É estabelecido, através da Convenção de Privilégios e Imunidades das Nações Unidas, que os militantes da ONU não sofram sanções penais feitas pelo país anfitrião por atos ilícitos enquanto estão atuando na missão de paz, porém foi sugerido através do relatório criado pelo grupo de Experts¹ que dispensassem essas imunidades de uma forma mais fácil através de outra convenção, com a ratificação de um novo tratado, o que não aconteceu. Outra sugestão feita foi a de que o Estado de nacionalidade do soldado exerça jurisdição sobre o fato, se a conduta for considerada crime nos dois países, logo surgiu a ideia de levar esses crimes aos tribunais interacionais, mas ficou comprovada a maior dificuldade de se conseguir a punição desejada pois geralmente esses tribunais punem crimes mais “graves”, como é o caso do TPI (Tribunal Penal Internacional).² Através de convenções feitas e de posicionamentos dos Estados, ficou estabelecido que o único legitimado para julgar crimes cometidos por soldados em missões de paz é do Estado que fornece as tropas, pois já que possuem o princípio da soberania eles se julgam competentes para tratar de qualquer assunto que envolva seus militares. O Secretário geral das Nações Unidas demonstrou seu apoio a uma convenção que determinava essa competência dos Estados sobre os atos ilícitos cometidos nas missões, no entanto, não versava apenas sobre crimes sexuais, mas sim sobre todo tipo de ilicitude, porém mesmo existindo mecanismos de punição para o ato, alguns países deixam de punir os agressores, aumentando ainda mais a indignação por todo o mundo.
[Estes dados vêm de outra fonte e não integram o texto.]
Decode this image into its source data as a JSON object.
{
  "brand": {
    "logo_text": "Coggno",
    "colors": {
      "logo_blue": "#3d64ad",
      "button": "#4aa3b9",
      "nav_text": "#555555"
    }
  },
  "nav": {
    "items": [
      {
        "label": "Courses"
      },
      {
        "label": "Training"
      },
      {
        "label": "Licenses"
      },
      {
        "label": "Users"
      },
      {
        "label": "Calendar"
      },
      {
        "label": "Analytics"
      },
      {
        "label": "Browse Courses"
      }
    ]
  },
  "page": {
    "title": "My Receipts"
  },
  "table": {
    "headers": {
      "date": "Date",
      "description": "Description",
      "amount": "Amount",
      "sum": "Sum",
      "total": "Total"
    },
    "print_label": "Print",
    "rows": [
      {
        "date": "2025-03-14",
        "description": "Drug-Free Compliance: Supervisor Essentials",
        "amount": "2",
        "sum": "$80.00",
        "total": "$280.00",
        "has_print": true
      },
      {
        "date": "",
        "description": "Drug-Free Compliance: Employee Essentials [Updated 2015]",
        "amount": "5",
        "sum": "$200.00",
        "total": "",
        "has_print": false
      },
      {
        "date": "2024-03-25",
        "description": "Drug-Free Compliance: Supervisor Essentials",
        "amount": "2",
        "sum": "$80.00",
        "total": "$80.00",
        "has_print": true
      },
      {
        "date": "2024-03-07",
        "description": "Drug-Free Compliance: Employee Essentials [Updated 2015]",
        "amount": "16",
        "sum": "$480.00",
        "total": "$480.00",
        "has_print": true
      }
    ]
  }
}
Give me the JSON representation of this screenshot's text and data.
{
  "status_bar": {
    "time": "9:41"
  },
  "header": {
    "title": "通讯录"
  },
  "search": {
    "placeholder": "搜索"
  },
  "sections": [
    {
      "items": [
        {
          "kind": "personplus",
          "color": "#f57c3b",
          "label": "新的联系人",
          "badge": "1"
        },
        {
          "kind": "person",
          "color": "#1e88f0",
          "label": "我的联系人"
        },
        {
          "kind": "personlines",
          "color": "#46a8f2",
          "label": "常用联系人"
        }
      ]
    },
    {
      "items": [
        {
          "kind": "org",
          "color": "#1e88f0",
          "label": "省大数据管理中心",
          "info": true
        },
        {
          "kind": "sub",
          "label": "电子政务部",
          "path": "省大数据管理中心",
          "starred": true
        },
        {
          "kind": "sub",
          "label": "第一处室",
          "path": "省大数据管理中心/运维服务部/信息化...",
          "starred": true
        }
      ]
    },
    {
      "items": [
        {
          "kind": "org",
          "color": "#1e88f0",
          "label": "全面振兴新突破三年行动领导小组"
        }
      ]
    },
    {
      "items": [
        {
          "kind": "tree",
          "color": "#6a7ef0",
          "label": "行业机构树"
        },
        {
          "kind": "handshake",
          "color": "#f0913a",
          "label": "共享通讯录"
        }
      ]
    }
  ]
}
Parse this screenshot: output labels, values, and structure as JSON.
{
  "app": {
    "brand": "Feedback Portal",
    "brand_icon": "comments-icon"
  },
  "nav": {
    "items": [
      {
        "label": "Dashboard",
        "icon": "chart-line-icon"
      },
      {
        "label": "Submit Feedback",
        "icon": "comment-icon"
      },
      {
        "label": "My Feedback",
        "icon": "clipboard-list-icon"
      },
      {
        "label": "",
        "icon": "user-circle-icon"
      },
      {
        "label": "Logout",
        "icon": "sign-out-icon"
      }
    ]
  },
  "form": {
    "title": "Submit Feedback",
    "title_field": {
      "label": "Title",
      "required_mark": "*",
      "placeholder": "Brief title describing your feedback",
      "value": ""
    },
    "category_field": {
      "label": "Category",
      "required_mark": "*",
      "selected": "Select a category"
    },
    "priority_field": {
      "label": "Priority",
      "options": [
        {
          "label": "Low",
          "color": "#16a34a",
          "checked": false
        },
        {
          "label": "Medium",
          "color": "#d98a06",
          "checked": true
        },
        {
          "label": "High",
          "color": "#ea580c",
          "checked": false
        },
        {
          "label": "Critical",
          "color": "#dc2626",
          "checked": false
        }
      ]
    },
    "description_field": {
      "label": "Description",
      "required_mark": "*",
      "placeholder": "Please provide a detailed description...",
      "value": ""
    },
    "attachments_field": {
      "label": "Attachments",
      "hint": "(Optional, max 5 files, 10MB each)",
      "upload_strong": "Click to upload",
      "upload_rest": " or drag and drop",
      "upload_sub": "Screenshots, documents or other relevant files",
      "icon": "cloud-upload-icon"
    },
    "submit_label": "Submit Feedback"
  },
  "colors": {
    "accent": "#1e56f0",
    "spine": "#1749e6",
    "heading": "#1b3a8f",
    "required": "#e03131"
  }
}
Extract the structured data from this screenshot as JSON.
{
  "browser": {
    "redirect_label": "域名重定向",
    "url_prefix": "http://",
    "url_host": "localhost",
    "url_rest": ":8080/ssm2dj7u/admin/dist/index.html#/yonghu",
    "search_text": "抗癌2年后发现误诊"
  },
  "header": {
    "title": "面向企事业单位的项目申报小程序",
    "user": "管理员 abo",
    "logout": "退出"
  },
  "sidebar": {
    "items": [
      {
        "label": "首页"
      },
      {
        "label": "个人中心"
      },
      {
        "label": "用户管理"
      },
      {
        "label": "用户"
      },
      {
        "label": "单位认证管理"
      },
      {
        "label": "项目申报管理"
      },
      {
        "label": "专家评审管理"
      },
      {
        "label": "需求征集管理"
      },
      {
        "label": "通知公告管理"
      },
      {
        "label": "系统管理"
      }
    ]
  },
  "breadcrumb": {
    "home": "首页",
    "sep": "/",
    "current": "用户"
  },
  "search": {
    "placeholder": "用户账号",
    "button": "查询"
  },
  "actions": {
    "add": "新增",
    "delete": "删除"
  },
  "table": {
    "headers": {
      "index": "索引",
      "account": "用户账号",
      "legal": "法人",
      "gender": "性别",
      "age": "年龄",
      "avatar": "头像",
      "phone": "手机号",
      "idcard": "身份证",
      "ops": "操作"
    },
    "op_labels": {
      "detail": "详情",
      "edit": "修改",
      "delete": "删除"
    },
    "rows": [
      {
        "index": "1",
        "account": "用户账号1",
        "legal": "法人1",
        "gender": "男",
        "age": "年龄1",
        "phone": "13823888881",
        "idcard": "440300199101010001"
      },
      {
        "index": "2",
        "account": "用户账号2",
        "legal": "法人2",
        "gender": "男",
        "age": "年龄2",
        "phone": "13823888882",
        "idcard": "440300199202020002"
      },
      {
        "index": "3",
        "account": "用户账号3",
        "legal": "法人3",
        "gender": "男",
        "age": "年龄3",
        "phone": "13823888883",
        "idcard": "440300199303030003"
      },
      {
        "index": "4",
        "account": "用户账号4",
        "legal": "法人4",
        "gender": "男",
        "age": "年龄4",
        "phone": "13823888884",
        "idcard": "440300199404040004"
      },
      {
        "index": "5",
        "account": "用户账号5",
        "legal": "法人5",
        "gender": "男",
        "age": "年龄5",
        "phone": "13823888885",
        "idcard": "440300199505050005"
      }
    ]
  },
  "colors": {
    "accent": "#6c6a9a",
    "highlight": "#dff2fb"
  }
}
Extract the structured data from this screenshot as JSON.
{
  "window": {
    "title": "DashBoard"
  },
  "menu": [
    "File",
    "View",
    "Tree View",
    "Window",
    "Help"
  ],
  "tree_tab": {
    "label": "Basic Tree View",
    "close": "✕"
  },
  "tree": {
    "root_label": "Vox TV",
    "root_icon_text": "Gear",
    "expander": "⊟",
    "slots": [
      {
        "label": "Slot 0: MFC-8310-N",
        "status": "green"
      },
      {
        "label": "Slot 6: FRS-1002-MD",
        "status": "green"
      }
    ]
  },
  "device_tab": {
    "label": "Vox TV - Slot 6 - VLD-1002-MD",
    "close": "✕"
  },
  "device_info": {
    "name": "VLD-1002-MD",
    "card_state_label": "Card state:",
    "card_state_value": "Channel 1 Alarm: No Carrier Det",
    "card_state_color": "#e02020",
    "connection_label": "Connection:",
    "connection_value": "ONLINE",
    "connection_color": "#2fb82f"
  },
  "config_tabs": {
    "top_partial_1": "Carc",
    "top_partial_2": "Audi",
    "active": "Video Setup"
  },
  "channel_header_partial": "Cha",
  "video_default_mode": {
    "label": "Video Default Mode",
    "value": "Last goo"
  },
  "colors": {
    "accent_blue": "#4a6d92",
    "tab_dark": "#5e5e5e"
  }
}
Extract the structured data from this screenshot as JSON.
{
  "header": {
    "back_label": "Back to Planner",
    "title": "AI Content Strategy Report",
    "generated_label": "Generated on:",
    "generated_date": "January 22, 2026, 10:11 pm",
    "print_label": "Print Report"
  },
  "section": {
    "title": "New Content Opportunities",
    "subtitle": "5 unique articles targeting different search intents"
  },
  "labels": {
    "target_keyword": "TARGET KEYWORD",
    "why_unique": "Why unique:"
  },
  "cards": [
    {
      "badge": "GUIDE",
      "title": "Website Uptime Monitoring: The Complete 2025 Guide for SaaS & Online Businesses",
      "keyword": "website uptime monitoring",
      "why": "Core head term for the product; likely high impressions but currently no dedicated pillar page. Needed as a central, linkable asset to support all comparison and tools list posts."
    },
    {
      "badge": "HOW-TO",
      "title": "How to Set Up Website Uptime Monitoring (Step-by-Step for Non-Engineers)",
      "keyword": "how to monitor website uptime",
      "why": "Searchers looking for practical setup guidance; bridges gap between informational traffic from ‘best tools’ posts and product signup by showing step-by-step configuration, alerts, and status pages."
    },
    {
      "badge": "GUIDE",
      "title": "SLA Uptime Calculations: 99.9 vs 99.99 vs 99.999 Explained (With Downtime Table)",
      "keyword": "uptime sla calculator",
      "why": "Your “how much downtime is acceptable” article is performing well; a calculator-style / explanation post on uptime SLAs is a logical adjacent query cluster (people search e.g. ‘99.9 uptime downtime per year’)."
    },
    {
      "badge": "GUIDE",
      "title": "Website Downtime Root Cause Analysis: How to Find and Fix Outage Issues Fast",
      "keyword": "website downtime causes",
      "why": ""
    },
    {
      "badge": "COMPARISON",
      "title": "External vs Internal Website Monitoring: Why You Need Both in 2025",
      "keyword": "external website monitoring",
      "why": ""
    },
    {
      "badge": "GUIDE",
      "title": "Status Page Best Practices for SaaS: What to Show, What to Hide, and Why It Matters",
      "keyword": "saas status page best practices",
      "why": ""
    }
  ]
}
- Grupo apontado pelo Secretário Geral das Nações Unidas para estudar os crimes cometidos pelos soldados.
- Julga crimes de genocídio, contra a humanidade, de guerra e de agressão.
5. Conclusão
Não se pode negar o esforço feito pela ONU em combater as denúncias dos abusos sexuais desde o início das acusações, a emissão de documentos, treinamentos, tudo pode ser visto como forma de erradicação do crime, infelizmente ela não possui a competência para fazer tudo sozinha, e infelizmente os números ainda são altos. Por mais que os Estados defendam a exclusividade para punir os casos, nem sempre eles o fazem, e os criminosos acabam saindo ilesos de uma conduta abominável, a condenação traria para as vítimas uma sensação de justiça e segurança. Deveriam existir medidas, não apenas contra os agentes, mas também contra os Estados que se omitem em casos como estes, tirando da vítima o direito que possuem de serem justiçada e até mesmo o direito a uma indenização para tratamentos psicológicos, fundos para as vítimas que engravidaram e outras formas de suporte. Um Estado punindo um militar seria uma forma de desencorajar, esses crimes, contribuindo de forma eficaz para a diminuição de tal violência, e até mesmo devolvendo para as mulheres e crianças uma esperança.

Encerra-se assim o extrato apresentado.